Trump-Verehrer und EU-Kritiker
Der rumänische Präsidentschaftswahlkampf entwickelt sich zu einem geopolitischen Kräftemessen mit potenziell weitreichenden Folgen für die EU, den Ukraine-Krieg und die Sicherheitsarchitektur an der Ostflanke der NATO. Nach der Annulierung der ursprünglichen Wahl wegen mutmaßlicher ausländischer Einflussnahme und der Disqualifikation des ultrarechten Kandidaten Călin Georgescu hat der rechtspopulistische Nationalist George Simion überraschend die erste Wahlrunde gewonnen – und damit eine politische Erschütterung ausgelöst.
Die rumänische Währung Leu brach ein, Premierminister Marcel Ciolacu trat zurück. Nun steht Simion dem proeuropäischen Bürgermeister der Hauptstadt Bukarest, Nicușor Dan, in der Stichwahl gegenüber. Die Entscheidung wird darüber bestimmen, ob Rumänien – strategisch wichtiges EU- und NATO-Mitglied – künftig prowestlich bleibt oder sich in Richtung eines nationalkonservativen, US-hörigen Kurses bewegt.
Simion, der sich offen zur Ideologie der Trump-nahen MAGA-Bewegung bekennt, will die Unterstützung für die Ukraine beenden und Moldawien mit Rumänien vereinen – ein Schritt, der in Brüssel wie in Moskau kritisch betrachtet würde. Er spricht von einer „Melonisierung Europas“ – eine Anspielung auf die italienische Premierministerin Giorgia Meloni – und fordert eine radikale Neuausrichtung Rumäniens.
Seine Rhetorik gegenüber der Ukraine speist sich aus der Überzeugung, die rumänische Minderheit dort werde diskriminiert. Politische Beobachter warnen allerdings: Auch wenn Simion nicht als pro-russisch gilt, bediene er gezielt Narrative der russischen Propaganda – und könne somit faktisch zum nützlichen Werkzeug des Kremls werden.
Gefahr für NATO und EU-Strukturen
Geopolitisch wäre eine Präsidentschaft Simions hochbrisant. Der Verteidigungsexperte Phillips O'Brien von der Universität St. Andrews verweist auf die zentrale Rolle Rumäniens bei der Sicherung der Getreideexporte aus der Ukraine. Nach dem Scheitern des Abkommens mit Russland im Juli 2023 nutzt Kiew verstärkt Routen entlang der rumänischen Küste. Sollte Simion diese Routen blockieren, stünde die Ukraine vor gravierenden logistischen Problemen.
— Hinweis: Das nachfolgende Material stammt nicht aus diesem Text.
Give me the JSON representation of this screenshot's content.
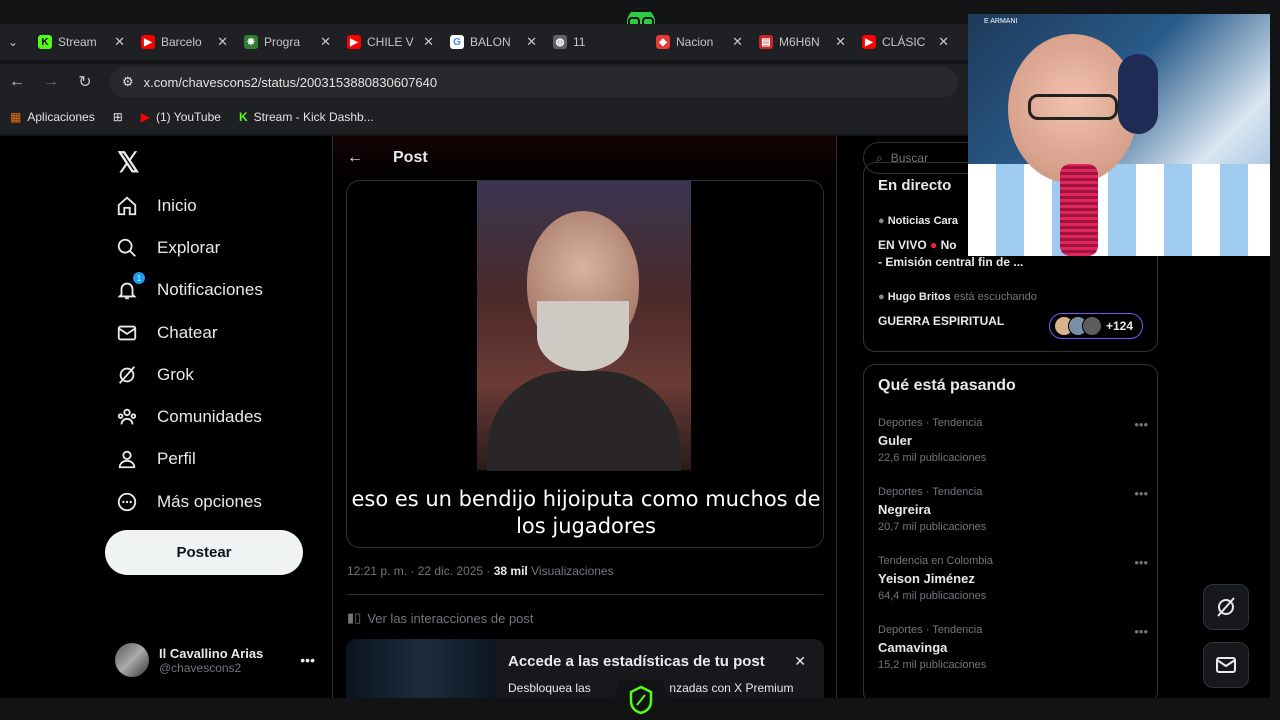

Noch schwerer wiegt: Die NATO baut in Rumänien ihre größte Militärbasis Europas aus – Mihail Kogălniceanu nahe dem Schwarzen Meer. Ein Kurswechsel in Bukarest könnte Auswirkungen auf das gesamte Ostflanken-Bündnis haben.
„Nützlicher Akteur“ für Trumps Strategie?
Der politische Analyst Radu Magdin warnt: Simion könnte sich zu einem willfährigen Vollstrecker der MAGA-Strategie entwickeln – mit dem Ziel, EU-weite Entscheidungsprozesse zu blockieren. Vor allem europäische Verteidigungsprojekte stünden im Fokus – die USA hätten ein Interesse daran, dass Europa zwar mehr Geld für Rüstung ausgibt, dieses aber in amerikanische Systeme investiert.
Wirtschaftspolitisch unberechenbar
Der Politikwissenschaftler Claudiu Tufiș bezeichnet Simion als „politischen Chamäleon“, der je nach Publikum seine Botschaften anpasst. Besonders gefährlich sei sein wirtschaftspolitischer Dilettantismus: Simion habe keine Erfahrung in Regierungsführung, seine engsten Berater kämen überwiegend aus Philosophie und Geisteswissenschaft – ohne Bezug zur praktischen Wirtschaftsführung.
Tufiș warnt: Sollte Simion gewinnen, könnte er innerhalb kürzester Zeit die rumänische Wirtschaft schwer beschädigen. Bereits nach der ersten Wahlrunde verlor der Leu fast 3 Prozent gegenüber dem Euro. Das Haushaltsdefizit zählt zu den höchsten in der EU, die Inflationsrate liegt mit 4,9 Prozent ebenfalls im oberen Bereich.